The Rohingya are one of the most unfortunate people in the region. The regime in Myanmar – duly baptised by the Nobel Laureate Aung San Suu Kyi – continues to murder and maim them with shameless zeal and impunity. Although the UN has described the human rights violations against the Rohingya as possible “crimes against humanity”, this has failed to deter their continued persecution.

Had the victims not been Muslim, poor and voiceless, perhaps we would have seen the conscience of the so-called ‘international community’ calling for action against the regime – just as it uses its army and the Buddhist paramilitaries to target helpless men, women and children and subject them to most inhuman brutalities to promote their ethnic cleansing.

During the past five years, scores of Rohingya villages have been targeted through government-induced riots and military crackdowns, raising them to ground with the inhabitants brutally culled or forced to flee. More than 100,000 Rohingya live in the internally displaced camps within Myanmar where they face Nazi-style persecution and are not allowed to leave.

The international media and human rights organisations have described the Rohingya as one of the most persecuted minorities in the world. Probes by the UN into the humanitarian tragedy has found that the military forces of Myanmar are involved in conducting “summary executions, enforced disappearances, arbitrary arrests and detention, torture and ill treatment and forced labour”. It has also found that Buddhist groups are involved in inciting hatred and violence against the Rohingya with possible support from the government.

The other reports by human rights organisations have accused Buddhist groups, military and paramilitary forces of being involved in gang rapes and arson attacks that target the whole communities.
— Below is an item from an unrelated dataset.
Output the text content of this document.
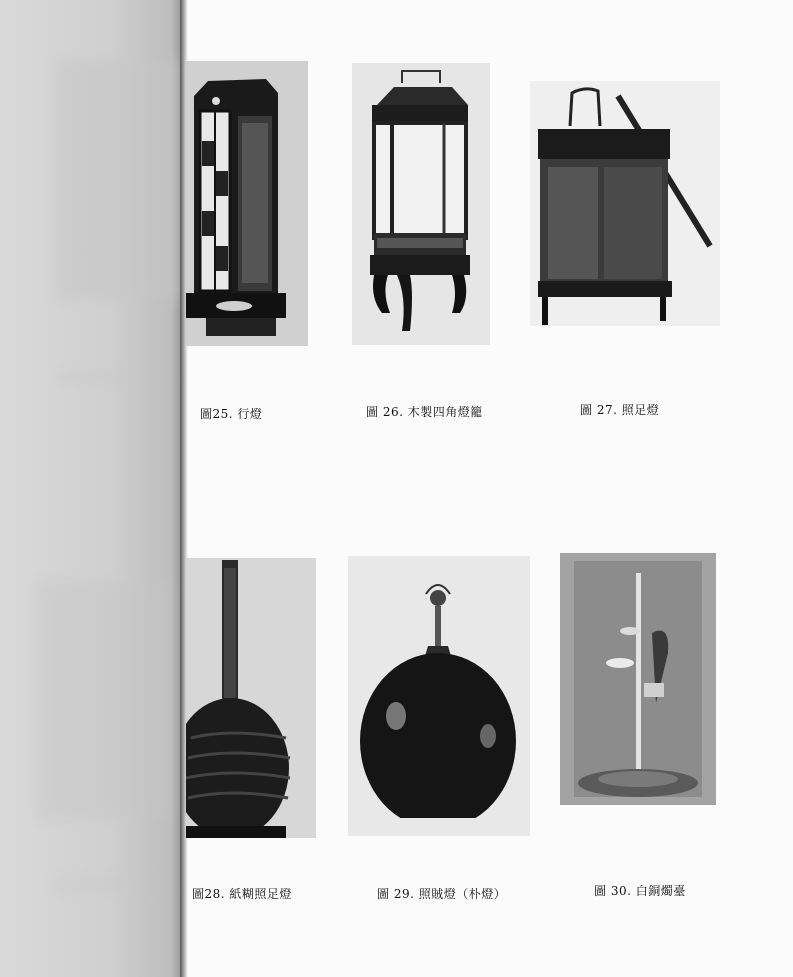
圖25. 行燈	圖 26. 木製四角燈籠	圖 27. 照足燈
圖28. 紙糊照足燈	圖 29. 照賊燈（朴燈）	圖 30. 白銅燭臺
According to a report by the Amnesty International in 2004: “The Rohingya’s freedom of movement is severely restricted and the vast majority of them have effectively been denied Burmese citizenship. They are also subjected to various forms of extortion and arbitrary taxation; land confiscation; forced eviction and house destruction; and financial restrictions on marriage”. The scant world attention to their existential afflictions makes the situation even more tragic and gruesome for the persecuted Rohingya.
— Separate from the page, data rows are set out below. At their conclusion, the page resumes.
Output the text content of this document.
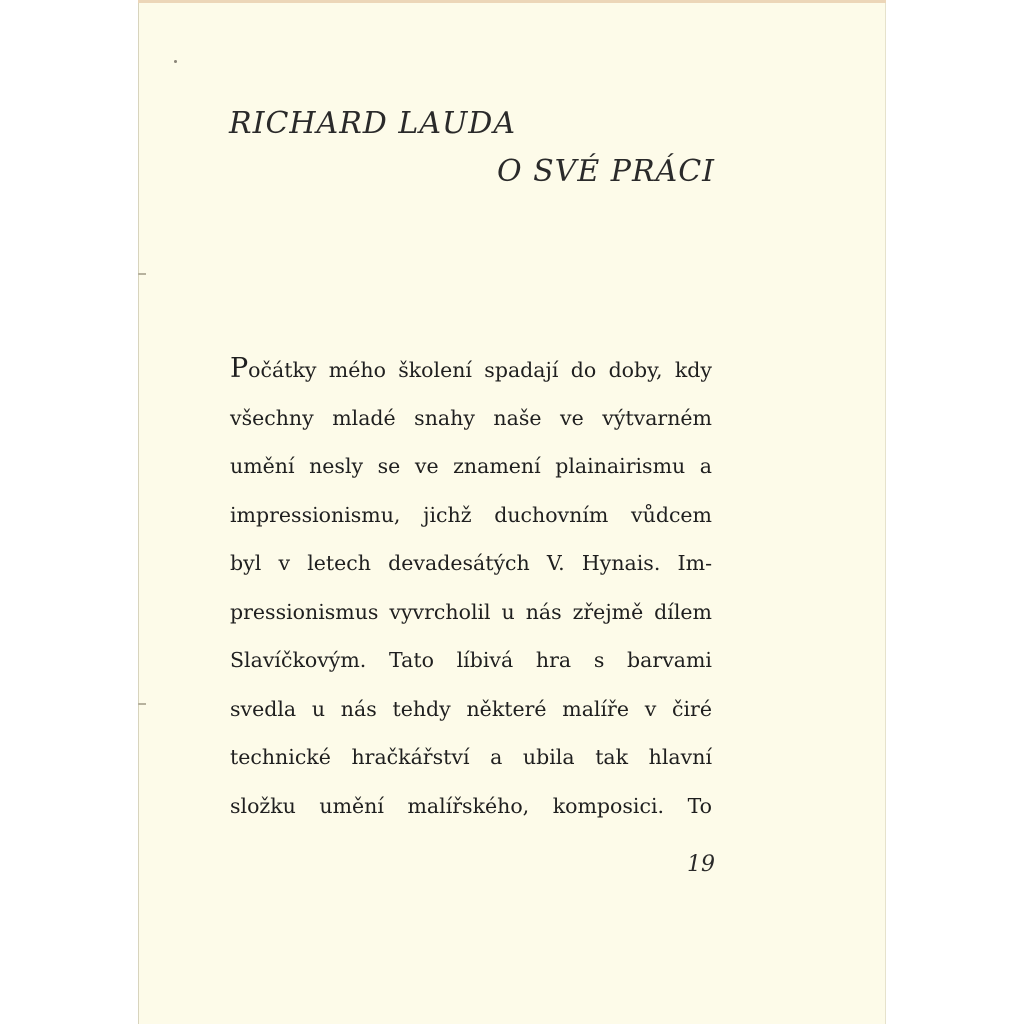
RICHARD LAUDA
O SVÉ PRÁCI
Počátky mého školení spadají do doby, kdy
všechny mladé snahy naše ve výtvarném
umění nesly se ve znamení plainairismu a
impressionismu, jichž duchovním vůdcem
byl v letech devadesátých V. Hynais. Im-
pressionismus vyvrcholil u nás zřejmě dílem
Slavíčkovým. Tato líbivá hra s barvami
svedla u nás tehdy některé malíře v čiré
technické hračkářství a ubila tak hlavní
složku umění malířského, komposici. To
19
Sadly for them, they don’t have much support locally, let alone any supporting countries that can speak on their behalf or solicit international support for their predicament. Officially, the Myanmar government designates them as illegal immigrants and, therefore, denies them any citizenship rights or even basic privileges as supposed aliens.

Locally, they are considered to be Bangladeshis or a variant of Bengalis – a characterisation that Bangladesh refuses to accept. As a result, when they flee to Bangladesh to seek refuge, they are turned down or actively discouraged by the authorities.
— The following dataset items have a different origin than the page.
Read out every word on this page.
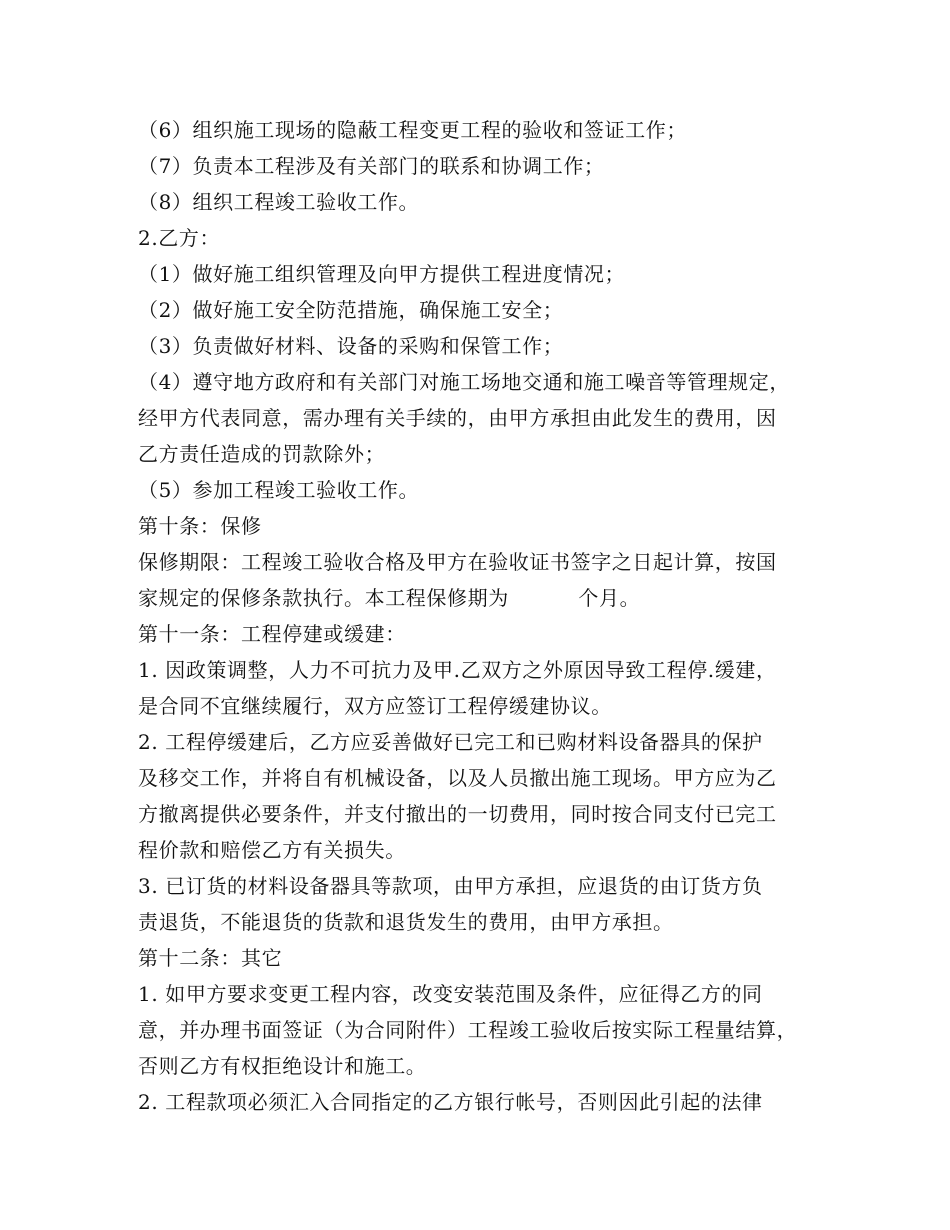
（6）组织施工现场的隐蔽工程变更工程的验收和签证工作；
（7）负责本工程涉及有关部门的联系和协调工作；
（8）组织工程竣工验收工作。
2.乙方：
（1）做好施工组织管理及向甲方提供工程进度情况；
（2）做好施工安全防范措施，确保施工安全；
（3）负责做好材料、设备的采购和保管工作；
（4）遵守地方政府和有关部门对施工场地交通和施工噪音等管理规定，
经甲方代表同意，需办理有关手续的，由甲方承担由此发生的费用，因
乙方责任造成的罚款除外；
（5）参加工程竣工验收工作。
第十条：保修
保修期限：工程竣工验收合格及甲方在验收证书签字之日起计算，按国
家规定的保修条款执行。本工程保修期为          个月。
第十一条：工程停建或缓建：
1. 因政策调整，人力不可抗力及甲.乙双方之外原因导致工程停.缓建，
是合同不宜继续履行，双方应签订工程停缓建协议。
2. 工程停缓建后，乙方应妥善做好已完工和已购材料设备器具的保护
及移交工作，并将自有机械设备，以及人员撤出施工现场。甲方应为乙
方撤离提供必要条件，并支付撤出的一切费用，同时按合同支付已完工
程价款和赔偿乙方有关损失。
3. 已订货的材料设备器具等款项，由甲方承担，应退货的由订货方负
责退货，不能退货的货款和退货发生的费用，由甲方承担。
第十二条：其它
1. 如甲方要求变更工程内容，改变安装范围及条件，应征得乙方的同
意，并办理书面签证（为合同附件）工程竣工验收后按实际工程量结算，
否则乙方有权拒绝设计和施工。
2. 工程款项必须汇入合同指定的乙方银行帐号，否则因此引起的法律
In order to discourage and prevent them from seeking refuge in the country, the Bangladeshi government has reduced the financial assistance that it offered to the Rohingya refugees already in the country. One of the reasons for the Bangladeshi refusal to entertain the Rohingya might be on a technical basis. In the past, Myanmar and Bangladesh had, through joint declarations in late 1980s and early 1990s, acknowledged the status of the Rohingya people as the lawful citizens of Burma – the official name of Myanmar at the time. However, Myanmar’s government –  which is supported by the military junta and the so-called pro-democracy icon, Suu Kyi – continue to persecute them and deny them their rights as citizens. This is a continuation of the official policy of the country since its independence in 1948.

Postscript: One of my Malaysia-based Rohingya friends, Ziaur Rehman, who has been a refugee for almost all his life – 25 years – and lived in three countries, recounts the painful experience of his existence and the kindred in the following poem:

It is not easy being Rohingya./Our very name means being on the run,/all over the world,/running in pain.

Can our existence not be acknowledged?/Is there no country to call home?/

Must we forever suffer?/ Torture, discrimination, harassment?/ Be pushed to the sea in leaking boats?

Traded for money?/Being Rohingya…why must it mean/ being on the run,/the world over,/in pain.